More recently, Larry helped invent RAID data redundancy algorithms, coded them in a system-independent RAID core, and helped integrate this with Linux in a commercial product (IceNAS RAIDn) that drives up to 18 disks simultaneously (InoStor/Tandberg Data). He invented a low-power-usage massive data storage system and aided in maintenance of the Linux distribution Edgeware (Cutting Edge Networked Storage). He developed Connel in support of a more recent project, contributing mathematical and robotics code for another inventor, Dave Swanson of MeasureBot3D LLC. Finally, Larry has recently become involved in mathematics and coding of the VERNE satellite in the KickSat project created by Zachary Manchester on Kickstarter.

All the above projects have been technical successes due to Wide Computing techniques. Larry is experienced in C, assembly (X86, MSP430, PIC), Fortran, Perl, and the parallel language Occam. In current work, he does business under the trademark "Lost Art of Zero Maintenance" (LAZM), an allusion to one of the side benefits of Wide Computing.
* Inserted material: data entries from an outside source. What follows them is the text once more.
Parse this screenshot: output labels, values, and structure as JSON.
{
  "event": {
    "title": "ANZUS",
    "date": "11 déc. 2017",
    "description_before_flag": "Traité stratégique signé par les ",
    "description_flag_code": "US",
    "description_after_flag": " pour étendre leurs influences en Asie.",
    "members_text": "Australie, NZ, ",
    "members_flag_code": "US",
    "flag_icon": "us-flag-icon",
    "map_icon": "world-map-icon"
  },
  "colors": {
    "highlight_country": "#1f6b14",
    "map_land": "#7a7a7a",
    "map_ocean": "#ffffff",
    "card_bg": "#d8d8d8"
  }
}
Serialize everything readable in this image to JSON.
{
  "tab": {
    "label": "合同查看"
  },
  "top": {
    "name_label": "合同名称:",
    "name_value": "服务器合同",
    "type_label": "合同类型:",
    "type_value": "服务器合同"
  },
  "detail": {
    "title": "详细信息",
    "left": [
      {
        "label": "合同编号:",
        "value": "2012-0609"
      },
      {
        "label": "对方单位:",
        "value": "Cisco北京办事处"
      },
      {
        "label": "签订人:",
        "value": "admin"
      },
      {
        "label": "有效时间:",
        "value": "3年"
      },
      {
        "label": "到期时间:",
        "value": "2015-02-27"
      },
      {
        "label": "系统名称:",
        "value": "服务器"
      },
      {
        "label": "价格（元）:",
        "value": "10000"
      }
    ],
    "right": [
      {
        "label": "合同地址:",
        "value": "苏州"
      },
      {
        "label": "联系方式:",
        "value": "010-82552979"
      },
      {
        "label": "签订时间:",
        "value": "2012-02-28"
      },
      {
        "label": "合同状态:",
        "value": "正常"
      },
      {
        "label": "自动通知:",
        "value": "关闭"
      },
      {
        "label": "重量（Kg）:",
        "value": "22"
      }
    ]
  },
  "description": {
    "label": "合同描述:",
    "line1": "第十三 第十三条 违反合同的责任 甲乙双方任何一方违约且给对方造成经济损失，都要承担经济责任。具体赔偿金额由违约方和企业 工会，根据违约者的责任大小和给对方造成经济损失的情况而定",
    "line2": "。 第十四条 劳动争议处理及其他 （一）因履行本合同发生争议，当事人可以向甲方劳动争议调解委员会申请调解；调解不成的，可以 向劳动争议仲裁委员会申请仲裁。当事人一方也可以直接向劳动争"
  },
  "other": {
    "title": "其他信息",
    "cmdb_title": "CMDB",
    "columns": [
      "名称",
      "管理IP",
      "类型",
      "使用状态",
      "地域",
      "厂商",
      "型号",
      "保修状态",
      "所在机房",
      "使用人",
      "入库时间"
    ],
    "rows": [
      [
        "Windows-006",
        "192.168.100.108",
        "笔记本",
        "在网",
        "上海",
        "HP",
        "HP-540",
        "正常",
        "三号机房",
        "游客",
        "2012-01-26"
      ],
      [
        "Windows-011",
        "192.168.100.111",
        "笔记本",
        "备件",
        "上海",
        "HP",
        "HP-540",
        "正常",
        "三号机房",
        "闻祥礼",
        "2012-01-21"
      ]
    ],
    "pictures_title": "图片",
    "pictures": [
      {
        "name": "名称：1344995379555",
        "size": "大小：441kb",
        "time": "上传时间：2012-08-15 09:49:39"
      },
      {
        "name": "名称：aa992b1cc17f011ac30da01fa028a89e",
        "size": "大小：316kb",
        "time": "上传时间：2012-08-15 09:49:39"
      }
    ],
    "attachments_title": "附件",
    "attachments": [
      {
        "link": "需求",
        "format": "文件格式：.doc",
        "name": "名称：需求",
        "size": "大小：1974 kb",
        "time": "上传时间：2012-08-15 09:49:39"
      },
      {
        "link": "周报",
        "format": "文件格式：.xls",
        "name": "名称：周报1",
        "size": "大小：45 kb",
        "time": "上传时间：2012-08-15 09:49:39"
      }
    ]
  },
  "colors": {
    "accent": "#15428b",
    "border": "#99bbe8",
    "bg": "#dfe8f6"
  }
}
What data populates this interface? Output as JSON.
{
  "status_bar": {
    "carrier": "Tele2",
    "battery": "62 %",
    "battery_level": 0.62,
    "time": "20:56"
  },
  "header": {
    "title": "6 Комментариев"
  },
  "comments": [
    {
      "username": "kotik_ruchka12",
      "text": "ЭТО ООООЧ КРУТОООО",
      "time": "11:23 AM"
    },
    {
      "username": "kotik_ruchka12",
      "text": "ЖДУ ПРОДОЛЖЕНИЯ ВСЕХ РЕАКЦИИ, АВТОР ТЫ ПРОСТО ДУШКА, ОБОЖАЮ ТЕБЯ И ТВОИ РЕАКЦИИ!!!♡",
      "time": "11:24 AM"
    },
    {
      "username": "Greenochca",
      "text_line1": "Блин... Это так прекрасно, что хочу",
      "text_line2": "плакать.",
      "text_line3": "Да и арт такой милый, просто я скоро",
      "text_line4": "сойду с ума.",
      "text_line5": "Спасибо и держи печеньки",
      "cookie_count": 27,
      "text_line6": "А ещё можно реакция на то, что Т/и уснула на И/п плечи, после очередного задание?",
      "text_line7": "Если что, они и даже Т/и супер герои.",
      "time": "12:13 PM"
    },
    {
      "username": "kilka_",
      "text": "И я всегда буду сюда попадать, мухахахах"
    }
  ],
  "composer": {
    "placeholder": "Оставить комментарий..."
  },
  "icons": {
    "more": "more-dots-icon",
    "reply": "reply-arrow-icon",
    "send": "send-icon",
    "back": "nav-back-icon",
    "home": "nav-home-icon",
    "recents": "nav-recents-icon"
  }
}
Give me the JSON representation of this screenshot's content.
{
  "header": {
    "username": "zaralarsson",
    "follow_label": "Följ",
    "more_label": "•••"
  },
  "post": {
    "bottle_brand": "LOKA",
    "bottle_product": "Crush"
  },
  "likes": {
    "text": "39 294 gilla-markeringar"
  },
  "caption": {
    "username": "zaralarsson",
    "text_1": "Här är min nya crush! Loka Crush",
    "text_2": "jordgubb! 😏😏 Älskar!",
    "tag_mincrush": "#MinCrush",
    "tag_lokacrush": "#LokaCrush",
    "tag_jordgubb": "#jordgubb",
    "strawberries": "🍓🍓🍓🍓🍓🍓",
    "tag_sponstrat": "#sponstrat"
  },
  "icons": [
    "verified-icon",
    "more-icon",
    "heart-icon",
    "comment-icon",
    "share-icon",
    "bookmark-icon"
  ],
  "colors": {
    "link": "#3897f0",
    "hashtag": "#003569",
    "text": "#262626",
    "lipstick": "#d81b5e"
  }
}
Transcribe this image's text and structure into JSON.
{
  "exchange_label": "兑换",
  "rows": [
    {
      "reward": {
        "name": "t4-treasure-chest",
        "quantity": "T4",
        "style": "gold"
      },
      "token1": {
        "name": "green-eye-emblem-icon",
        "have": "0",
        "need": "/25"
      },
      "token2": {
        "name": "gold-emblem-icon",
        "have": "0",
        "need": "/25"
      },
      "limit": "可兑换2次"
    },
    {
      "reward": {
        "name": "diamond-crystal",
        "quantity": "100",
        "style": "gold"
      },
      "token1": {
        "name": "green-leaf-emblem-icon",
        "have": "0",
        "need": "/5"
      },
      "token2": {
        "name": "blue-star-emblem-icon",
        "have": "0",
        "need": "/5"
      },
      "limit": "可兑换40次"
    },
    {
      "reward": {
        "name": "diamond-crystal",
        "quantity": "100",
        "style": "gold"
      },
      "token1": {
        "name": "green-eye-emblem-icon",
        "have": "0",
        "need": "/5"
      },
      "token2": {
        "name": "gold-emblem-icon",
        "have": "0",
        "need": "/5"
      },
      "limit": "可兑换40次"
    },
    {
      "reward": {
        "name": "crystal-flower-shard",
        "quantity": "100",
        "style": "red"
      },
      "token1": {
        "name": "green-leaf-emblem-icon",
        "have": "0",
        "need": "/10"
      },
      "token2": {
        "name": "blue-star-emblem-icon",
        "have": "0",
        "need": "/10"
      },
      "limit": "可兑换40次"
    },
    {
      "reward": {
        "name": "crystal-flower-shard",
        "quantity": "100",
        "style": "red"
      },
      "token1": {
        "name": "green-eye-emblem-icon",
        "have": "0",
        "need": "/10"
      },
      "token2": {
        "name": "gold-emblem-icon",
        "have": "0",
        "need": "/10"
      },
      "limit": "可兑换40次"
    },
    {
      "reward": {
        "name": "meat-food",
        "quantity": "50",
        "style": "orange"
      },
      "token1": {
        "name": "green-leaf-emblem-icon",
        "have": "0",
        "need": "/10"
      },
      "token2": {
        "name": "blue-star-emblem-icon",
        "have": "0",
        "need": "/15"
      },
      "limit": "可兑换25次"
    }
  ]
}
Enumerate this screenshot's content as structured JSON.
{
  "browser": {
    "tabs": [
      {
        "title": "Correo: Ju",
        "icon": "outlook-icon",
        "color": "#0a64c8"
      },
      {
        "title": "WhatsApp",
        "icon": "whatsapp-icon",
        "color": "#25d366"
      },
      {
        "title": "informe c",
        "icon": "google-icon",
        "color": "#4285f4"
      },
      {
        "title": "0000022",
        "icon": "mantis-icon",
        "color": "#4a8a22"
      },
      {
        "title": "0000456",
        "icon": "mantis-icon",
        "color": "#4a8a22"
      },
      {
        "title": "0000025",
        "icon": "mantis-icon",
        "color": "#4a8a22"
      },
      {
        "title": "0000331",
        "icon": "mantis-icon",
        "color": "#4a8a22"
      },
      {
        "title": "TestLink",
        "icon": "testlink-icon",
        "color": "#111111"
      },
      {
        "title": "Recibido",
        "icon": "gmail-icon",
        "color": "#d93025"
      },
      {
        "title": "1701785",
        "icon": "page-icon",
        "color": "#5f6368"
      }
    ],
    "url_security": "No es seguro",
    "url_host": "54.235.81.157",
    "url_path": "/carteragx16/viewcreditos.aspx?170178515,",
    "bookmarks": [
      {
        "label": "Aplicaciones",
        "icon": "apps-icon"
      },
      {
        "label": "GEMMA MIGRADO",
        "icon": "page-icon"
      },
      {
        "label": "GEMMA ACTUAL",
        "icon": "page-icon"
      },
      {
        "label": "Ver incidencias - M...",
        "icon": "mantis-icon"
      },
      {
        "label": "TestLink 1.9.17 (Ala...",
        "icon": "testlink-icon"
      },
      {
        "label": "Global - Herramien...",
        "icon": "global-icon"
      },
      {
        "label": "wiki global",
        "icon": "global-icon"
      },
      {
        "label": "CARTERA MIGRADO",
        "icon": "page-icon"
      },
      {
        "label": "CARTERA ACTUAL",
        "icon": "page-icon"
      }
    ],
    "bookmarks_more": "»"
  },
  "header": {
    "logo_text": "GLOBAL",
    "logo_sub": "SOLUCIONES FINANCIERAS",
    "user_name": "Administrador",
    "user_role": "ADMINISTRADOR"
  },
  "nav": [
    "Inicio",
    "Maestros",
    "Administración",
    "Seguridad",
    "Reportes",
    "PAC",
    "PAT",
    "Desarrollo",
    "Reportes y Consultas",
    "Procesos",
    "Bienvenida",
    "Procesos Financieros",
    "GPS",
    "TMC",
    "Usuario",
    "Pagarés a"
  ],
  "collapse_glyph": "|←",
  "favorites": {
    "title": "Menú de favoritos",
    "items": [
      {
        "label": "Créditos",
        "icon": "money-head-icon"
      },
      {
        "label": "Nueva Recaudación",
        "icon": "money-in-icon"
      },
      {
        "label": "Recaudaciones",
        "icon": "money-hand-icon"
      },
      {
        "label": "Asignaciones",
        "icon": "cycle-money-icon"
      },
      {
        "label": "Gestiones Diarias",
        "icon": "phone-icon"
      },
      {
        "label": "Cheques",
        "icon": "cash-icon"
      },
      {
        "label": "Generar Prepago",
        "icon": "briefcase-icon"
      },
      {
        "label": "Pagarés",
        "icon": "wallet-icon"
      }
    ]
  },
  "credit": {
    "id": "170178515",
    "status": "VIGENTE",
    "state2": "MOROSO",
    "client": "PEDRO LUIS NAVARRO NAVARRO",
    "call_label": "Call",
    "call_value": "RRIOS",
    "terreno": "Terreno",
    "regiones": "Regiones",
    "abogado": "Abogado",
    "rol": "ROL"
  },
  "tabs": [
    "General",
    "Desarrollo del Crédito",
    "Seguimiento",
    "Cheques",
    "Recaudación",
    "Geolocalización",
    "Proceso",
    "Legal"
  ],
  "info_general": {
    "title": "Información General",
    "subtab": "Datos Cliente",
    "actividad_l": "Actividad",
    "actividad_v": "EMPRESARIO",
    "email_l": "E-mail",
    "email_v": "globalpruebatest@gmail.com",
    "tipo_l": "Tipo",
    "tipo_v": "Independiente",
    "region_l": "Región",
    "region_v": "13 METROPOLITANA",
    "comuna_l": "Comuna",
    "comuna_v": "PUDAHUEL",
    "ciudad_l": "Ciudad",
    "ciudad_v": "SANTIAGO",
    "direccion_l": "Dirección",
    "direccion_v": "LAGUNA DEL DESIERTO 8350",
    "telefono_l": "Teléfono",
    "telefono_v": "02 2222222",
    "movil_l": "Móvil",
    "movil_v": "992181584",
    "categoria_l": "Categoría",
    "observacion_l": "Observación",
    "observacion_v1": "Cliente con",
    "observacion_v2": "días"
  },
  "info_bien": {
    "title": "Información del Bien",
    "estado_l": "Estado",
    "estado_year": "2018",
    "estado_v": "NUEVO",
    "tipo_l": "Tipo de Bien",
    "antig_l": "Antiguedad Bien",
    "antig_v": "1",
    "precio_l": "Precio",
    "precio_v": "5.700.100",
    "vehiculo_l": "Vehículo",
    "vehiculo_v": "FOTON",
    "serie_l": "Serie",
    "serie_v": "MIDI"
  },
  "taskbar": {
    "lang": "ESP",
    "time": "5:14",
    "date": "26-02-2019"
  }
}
Larry is inventor in several patents and patents pending, mostly for projects mentioned above. Most recently as sole inventor he has received U.S. Patent 7,219,289 "Multiply redundant raid system and XOR-efficient method and apparatus for implementing the same" (owned by Tandberg Data) and U.S. Patents 7,512,718 and 7,822,882 "Reconfigurable computing array without chassis" (owned by LAZM). Larry's most recent invention (patent pending) is ITOCA (In-Time On-Chip Army), which will cross-fertilize with this Connel project.